Whitney's work on this story is uneven. I think that the tears in 5:1 are the low point.

Ryan Anthony said...

Whitney's art is WAY too good for this story. Never mind the plot, the dialogue is absurd. Do you think Hughes wrote this? O.W.'s one goof, IMO, is panel 1 of page 4, where Patsy appears really relaxed considering the situation. At least Fred looks snazzy in his gangster duds.

Brian Barnes said...

Well, it's a story. It has a beginning. And an end. Stuff happens. There's some rules. There's a conclusion based on the rules, the end!

One thing I like about a lot of these badly written horror stories is the ending are so abrupt -- emotionally. If I just spent the night fighting zombies, ghosts, living brains, and seeing my wive's father get killed, I don't think I'd lead with "hey, it's a great day, we're going to go cruising and be happy!" Everybody is all smiles!

I might need at least an hour to decompress from ghost/zombie fighting!

Pappy said...

Brian, you bring up a thing about these ACG stories: the happy endings, despite all the reasons for them not to be happy. I am used to ACG endings where everyone just goes out smiling, even though they have just encountered the event of a lifetime: seeing a ghost, cremating a ghost, and a death in the family. After all that you'd think they'd need a Valium or Xanax or something.

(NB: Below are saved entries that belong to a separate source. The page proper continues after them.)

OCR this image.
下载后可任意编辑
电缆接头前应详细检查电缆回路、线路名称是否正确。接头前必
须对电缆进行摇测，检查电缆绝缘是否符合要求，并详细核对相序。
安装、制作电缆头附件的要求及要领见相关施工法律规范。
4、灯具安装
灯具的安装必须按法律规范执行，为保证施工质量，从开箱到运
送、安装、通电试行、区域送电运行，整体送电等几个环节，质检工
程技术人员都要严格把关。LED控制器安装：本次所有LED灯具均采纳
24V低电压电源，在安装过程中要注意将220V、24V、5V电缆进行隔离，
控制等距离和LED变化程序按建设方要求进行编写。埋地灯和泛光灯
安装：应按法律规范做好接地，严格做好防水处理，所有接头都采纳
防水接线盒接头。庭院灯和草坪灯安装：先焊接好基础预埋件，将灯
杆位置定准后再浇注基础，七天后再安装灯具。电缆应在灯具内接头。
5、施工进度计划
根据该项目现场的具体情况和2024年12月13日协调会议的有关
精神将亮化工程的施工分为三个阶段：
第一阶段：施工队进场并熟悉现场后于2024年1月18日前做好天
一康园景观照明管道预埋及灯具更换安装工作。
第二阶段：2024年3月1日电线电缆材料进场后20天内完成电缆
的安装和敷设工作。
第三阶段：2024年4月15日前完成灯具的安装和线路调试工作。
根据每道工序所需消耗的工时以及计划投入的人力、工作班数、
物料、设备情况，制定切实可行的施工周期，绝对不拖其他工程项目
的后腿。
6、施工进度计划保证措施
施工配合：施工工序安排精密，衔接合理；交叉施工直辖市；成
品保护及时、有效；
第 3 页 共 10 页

It is what made the downbeat ending of my recently posted "Tiny Space Girl" story so unusual to me.

Pappy said...

Daniel, good point about the logic of the supernatural. The best thing about any ghost story for me is the mystery. I don't really want to know why the ghost is coming back to haunt the hero and heroine. I just want spooky thrills. So by concocting such outrageous knowledge on the part of the characters it removes any suspense; after all, if Fred knows the secret he should be able to fight it, and he does. Ho hum.

Pappy said...

Ryan, I don't know whether Hughes wrote it or not. I suspect Hughes may have come up with titles or something before having someone write a story. "Ah! 'The Buried Brain'! Write me a story with that title."

My reasoning comes from the biography of Patricia Highsmith, The Talented Miss Highsmith. Highsmith, who went on to write classics like Strangers On a Train and The Talented Mr. Ripley, worked for Hughes in the forties, writing comic book scripts. The author of the bio says that Hughes would say, "Pat, I need a story with the Black Terror and a tank." I don't think he cared about the story or plot as such, as long as it was the requisite number of pages and had some elements that pulled it together. That is also the way many of the stories in the later "supernaturals" strike me.